Status meeting, March 23rd, 2012

Summary of Discussion with John A.

See notes at: Phone meeting with John Apostolakis 3/22/2012

Result from performance evaluation of CUDA code (Soon)

Compare the GPU and CPU of fields extrapolation and one step RK on various layout of block/grid.

Also compare with 100 times more/repeated work. Factor 10 improvements with 1 times. Factor 160 improvement with 100 times.

Jim: What was the bandwidth obtained.

Moving up takes longer than moving down (from the GPU). Testing on 1000 or 10,000 tracks (6 or 7 floats).
down was the same.

If doing 'just' the RK ... the speed improvement goes down.

Marc: question about memory bandwidth (.6 ms of 10000*6*sizeof(double) -> 1.2Gb and up 2Gb for 100,000 tracks)

Also tried zero copy technique: poor performance. Page lock memory also does not help (worst performance).

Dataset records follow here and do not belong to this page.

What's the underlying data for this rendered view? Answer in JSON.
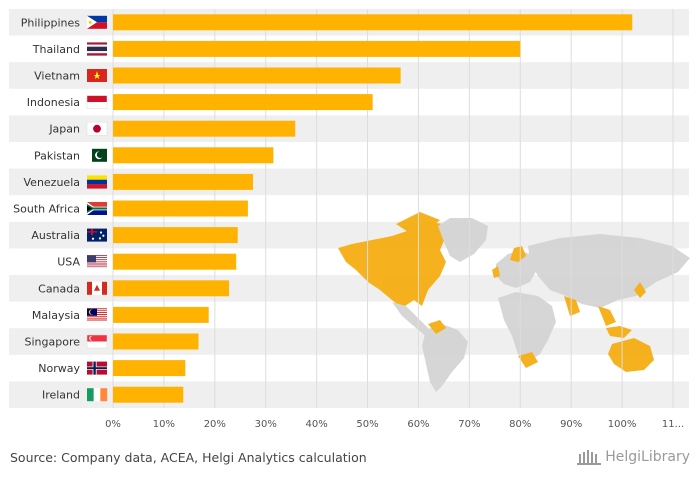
{
  "chart_data": {
    "type": "bar",
    "orientation": "horizontal",
    "categories": [
      "Philippines",
      "Thailand",
      "Vietnam",
      "Indonesia",
      "Japan",
      "Pakistan",
      "Venezuela",
      "South Africa",
      "Australia",
      "USA",
      "Canada",
      "Malaysia",
      "Singapore",
      "Norway",
      "Ireland"
    ],
    "values": [
      102,
      80,
      56.5,
      51,
      35.8,
      31.5,
      27.5,
      26.5,
      24.5,
      24.2,
      22.8,
      18.8,
      16.8,
      14.2,
      13.8
    ],
    "unit": "%",
    "xlim": [
      0,
      110
    ],
    "x_ticks": [
      "0%",
      "10%",
      "20%",
      "30%",
      "40%",
      "50%",
      "60%",
      "70%",
      "80%",
      "90%",
      "100%",
      "11..."
    ],
    "bar_color": "#FFB300",
    "band_color": "#EFEFEF",
    "grid": true,
    "flags": [
      "flag-philippines-icon",
      "flag-thailand-icon",
      "flag-vietnam-icon",
      "flag-indonesia-icon",
      "flag-japan-icon",
      "flag-pakistan-icon",
      "flag-venezuela-icon",
      "flag-south-africa-icon",
      "flag-australia-icon",
      "flag-usa-icon",
      "flag-canada-icon",
      "flag-malaysia-icon",
      "flag-singapore-icon",
      "flag-norway-icon",
      "flag-ireland-icon"
    ],
    "background_image": "world-map-icon"
  },
  "footer": {
    "source": "Source: Company data, ACEA, Helgi Analytics calculation",
    "logo": "HelgiLibrary",
    "logo_icon": "library-building-icon"
  }
}
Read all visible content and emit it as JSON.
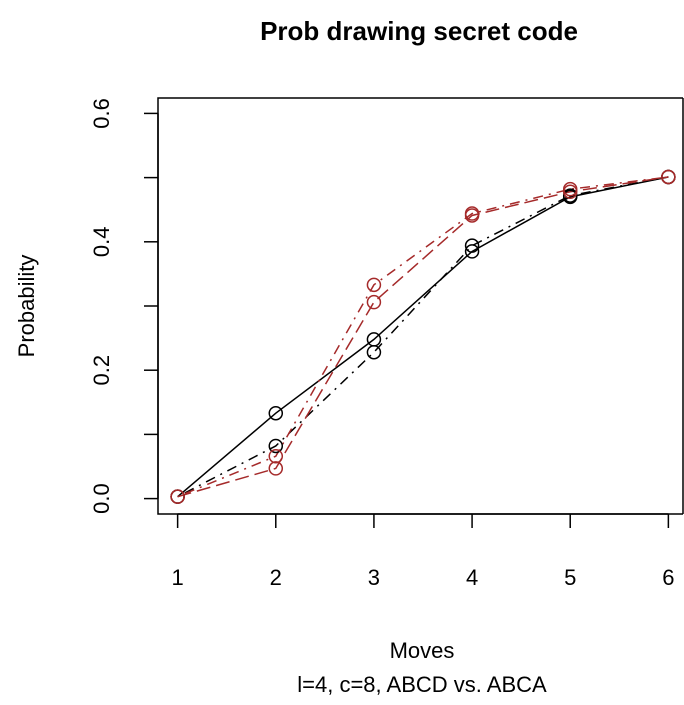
{
  "chart_data": {
    "type": "line",
    "title": "Prob drawing secret code",
    "xlabel": "Moves",
    "subtitle": "l=4, c=8, ABCD vs. ABCA",
    "ylabel": "Probability",
    "x": [
      1,
      2,
      3,
      4,
      5,
      6
    ],
    "series": [
      {
        "color": "#000000",
        "linestyle": "solid",
        "values": [
          0.003,
          0.133,
          0.248,
          0.385,
          0.47,
          0.501
        ]
      },
      {
        "color": "#000000",
        "linestyle": "dotdash",
        "values": [
          0.003,
          0.082,
          0.228,
          0.394,
          0.472,
          0.501
        ]
      },
      {
        "color": "#a52a2a",
        "linestyle": "longdash",
        "values": [
          0.003,
          0.047,
          0.306,
          0.441,
          0.478,
          0.501
        ]
      },
      {
        "color": "#a52a2a",
        "linestyle": "dotdash",
        "values": [
          0.003,
          0.066,
          0.333,
          0.444,
          0.482,
          0.501
        ]
      }
    ],
    "xlim": [
      0.8,
      6.2
    ],
    "xticks": [
      1,
      2,
      3,
      4,
      5,
      6
    ],
    "ylim": [
      -0.024,
      0.624
    ],
    "yticks": [
      {
        "value": 0,
        "label": "0.0"
      },
      {
        "value": 0.1,
        "label": null
      },
      0.2,
      {
        "value": 0.3,
        "label": null
      },
      0.4,
      {
        "value": 0.5,
        "label": null
      },
      0.6
    ],
    "markers": "open-circle"
  }
}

Update on use of texture memory for magnetic field interpolation (Philippe)

... results ...

Need a bit more understanding why the 'single thread' GPU is 3 times slower than expected.
Calculate the number of GPU cores actually.

Action Items for Philippe:
Run 2 kernels in parallel ... expand to more of Rudge Kunta.
Marc would like a sample 1000 lookups.
Check inclusive of the memory copies.